I have so many pictures and videos and things to post, the last couple of weeks have been crazy and I really have had to just neglect the blog in favor of work and getting the puppies home.
Unsurprisingly, I have some thoughts about the last couple of weeks here.
Choosing homes for puppies is one of the best and one of the worst things about breeding. Some breeders just let people choose a puppy and it’s all good. That works for them. That isn’t what works for me. The way I do things doesn’t work for everyone and that’s ok. I use an application, talk to people, and see if there’s a puppy who seems like a good fit once their personalities come out and once I’ve done their structural evaluations at 8 weeks. My obligation is to my puppies, and I hope people realize that I’m doing my best to find the best home for the puppy AND the right puppy for the owner. And that making a bad match does neither party any favors.
There was a lot of frantic, last minute running around this week and COVID makes everything more difficult (I mean, obviously most difficult for those who are sick or who’ve lost someone to the virus, but it’s amazing how many things you never even think about are harder because of it). And obviously the background level of stress and anxiety is so much higher, so it’s unsurprising that the usually-stressful time of sending the puppies out into the world to start their lives was even worse this time.

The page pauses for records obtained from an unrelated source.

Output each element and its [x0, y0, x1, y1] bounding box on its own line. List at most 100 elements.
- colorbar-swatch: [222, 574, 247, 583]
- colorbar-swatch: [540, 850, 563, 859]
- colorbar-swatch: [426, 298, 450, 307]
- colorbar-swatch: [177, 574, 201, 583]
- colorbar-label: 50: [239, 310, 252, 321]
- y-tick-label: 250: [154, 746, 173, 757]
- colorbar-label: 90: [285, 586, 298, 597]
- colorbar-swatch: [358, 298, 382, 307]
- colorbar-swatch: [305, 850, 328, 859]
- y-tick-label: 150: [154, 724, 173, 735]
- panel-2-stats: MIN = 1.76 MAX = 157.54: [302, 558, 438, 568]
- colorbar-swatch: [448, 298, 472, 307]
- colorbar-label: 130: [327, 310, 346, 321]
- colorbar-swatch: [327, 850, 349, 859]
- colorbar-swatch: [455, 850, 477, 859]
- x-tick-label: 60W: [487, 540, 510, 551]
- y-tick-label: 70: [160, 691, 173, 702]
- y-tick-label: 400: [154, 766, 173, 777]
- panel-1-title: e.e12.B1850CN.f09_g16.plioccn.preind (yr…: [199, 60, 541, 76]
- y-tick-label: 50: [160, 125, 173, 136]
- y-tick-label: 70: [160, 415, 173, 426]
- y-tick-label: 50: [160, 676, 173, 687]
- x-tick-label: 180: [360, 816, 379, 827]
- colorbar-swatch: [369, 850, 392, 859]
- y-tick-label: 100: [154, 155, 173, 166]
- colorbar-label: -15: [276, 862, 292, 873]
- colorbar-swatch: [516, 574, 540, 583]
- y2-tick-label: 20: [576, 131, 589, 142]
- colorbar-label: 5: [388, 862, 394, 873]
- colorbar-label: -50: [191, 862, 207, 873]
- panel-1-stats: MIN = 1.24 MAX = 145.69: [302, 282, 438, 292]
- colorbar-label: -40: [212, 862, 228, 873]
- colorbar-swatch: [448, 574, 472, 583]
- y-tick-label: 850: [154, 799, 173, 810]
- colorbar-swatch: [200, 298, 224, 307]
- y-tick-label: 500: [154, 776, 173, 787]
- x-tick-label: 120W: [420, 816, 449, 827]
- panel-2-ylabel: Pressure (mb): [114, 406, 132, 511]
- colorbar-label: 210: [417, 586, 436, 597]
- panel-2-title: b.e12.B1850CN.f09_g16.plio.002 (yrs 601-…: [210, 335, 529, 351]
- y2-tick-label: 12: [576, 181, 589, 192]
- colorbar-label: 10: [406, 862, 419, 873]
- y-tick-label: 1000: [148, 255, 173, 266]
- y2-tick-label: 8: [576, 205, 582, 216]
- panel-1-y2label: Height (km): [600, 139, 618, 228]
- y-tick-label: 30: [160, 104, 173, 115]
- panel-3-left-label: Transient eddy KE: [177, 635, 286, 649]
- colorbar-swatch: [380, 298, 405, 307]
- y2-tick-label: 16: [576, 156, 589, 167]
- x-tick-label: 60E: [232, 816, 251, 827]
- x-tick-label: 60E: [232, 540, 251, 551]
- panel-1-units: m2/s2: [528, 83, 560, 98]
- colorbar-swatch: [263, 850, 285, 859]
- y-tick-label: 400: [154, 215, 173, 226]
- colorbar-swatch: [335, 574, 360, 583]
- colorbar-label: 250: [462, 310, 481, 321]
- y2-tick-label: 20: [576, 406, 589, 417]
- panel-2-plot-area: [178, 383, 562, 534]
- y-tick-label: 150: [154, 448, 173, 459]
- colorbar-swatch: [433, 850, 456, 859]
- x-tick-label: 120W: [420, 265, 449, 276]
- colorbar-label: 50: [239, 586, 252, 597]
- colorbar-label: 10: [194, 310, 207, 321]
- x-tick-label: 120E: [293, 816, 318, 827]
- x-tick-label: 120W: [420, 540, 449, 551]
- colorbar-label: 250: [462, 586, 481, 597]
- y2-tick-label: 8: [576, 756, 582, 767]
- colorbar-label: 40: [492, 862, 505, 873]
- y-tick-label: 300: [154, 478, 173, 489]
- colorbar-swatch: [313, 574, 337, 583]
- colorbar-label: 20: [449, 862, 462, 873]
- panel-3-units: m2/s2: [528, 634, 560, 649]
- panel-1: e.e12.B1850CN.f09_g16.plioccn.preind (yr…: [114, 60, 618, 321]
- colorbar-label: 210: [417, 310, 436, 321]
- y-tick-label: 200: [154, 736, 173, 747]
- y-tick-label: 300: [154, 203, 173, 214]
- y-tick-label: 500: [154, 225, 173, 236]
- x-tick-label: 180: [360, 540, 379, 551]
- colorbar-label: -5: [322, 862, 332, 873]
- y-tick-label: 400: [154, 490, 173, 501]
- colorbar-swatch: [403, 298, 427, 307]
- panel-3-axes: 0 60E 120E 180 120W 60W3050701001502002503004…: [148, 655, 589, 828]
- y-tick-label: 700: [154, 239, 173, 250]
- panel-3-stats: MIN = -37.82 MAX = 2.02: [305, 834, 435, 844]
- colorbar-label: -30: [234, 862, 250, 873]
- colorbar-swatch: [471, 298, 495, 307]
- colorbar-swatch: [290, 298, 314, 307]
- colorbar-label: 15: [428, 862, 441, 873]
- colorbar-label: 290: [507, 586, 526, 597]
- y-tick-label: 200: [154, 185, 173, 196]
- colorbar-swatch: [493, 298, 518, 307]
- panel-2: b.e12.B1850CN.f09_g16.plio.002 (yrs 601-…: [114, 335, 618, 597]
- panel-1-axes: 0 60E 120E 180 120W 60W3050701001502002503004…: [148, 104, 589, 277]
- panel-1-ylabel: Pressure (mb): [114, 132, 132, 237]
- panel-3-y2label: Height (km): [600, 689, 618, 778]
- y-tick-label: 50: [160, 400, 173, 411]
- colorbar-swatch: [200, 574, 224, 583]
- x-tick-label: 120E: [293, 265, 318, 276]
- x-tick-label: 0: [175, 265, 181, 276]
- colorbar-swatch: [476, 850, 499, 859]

Don’t get me wrong, I LOVE the homes for this litter. I always hope I did a good enough job raising them. Both parents are stellar dogs with great temperaments, the puppies all seem like great dogs. But you always worry. Will their owners love them as much as they deserve? Will they love them as much as we do? Will they kiss them on the nose the way that puppy loves? Will they play tug the way that THAT puppy loves? Will they talk to them in the stupid squeaky voice that makes their faces light up and their tails wag? Will they blow on that puppy’s face the way that makes her crazy happy? Will they realize what an amazing being they have to share their lives with now? Will they realize that they are about to become that dog’s whole world?
Letting go is hard. Packing up and putting away the puppy stuff is bittersweet. Going back to normal life is comforting. Planning the next litter is exciting.
I don’t know that people who haven’t raised a litter understand just how much work it is. It’s a labor of love for sure and it’s so gratifying and so fun. But it’s also work. SO much laundry, SO much poop, SO many days you just want to come home from a hard day at work and sit on the couch and veg out and you can’t. But so worth it to see them out there starting their lives and learning about their new people.
Red girl Alfa is now named Mimic and is living in Canada with her great aunt (Grandma Zhora’s sister). She will learn to play agility and probably already knows ten tricks.
Orange boy Bravo is now named Timber and is living in Canada with a lovely couple who are first time puppy/Vallhund owners and who did everything right from research to networking and were so excited to get him it makes me smile every time. It does your heart good.
Yellow girl Charlie is now named Valkyrie (Kyrie) and is living in Vermont with a lovely family who’ve had a Vallhund before. She will learn agility and will go kayaking!
Green boy Delta is now named Whiskey and is living in Canada in an experienced dog home. He will learn agility!
Blue boy Echo is now named Enzo and is co-owned by me and a lovely couple who are friends of mine. He will learn Barn Hunt and will hopefully be a show dog too!
Purple girl Foxtrot is now named Daisy and is living in beautiful Prince Edward Island where she will hopefully be a show dog and will definitely play on the beach!
Pink girl Golf is now named Jovie and is co-owned by me and a wonderful couple who also have Jovie’s great uncle (Zhora’s brother). She is their third Vallhund from me and if that’s not an enormous and humbling compliment I don’t know what is. She will learn agility, hopefully be a show dog, and will go some way towards healing hearts broken by the untimely loss of their oldest dog.
Have wonderful lives my D litter. We will miss you.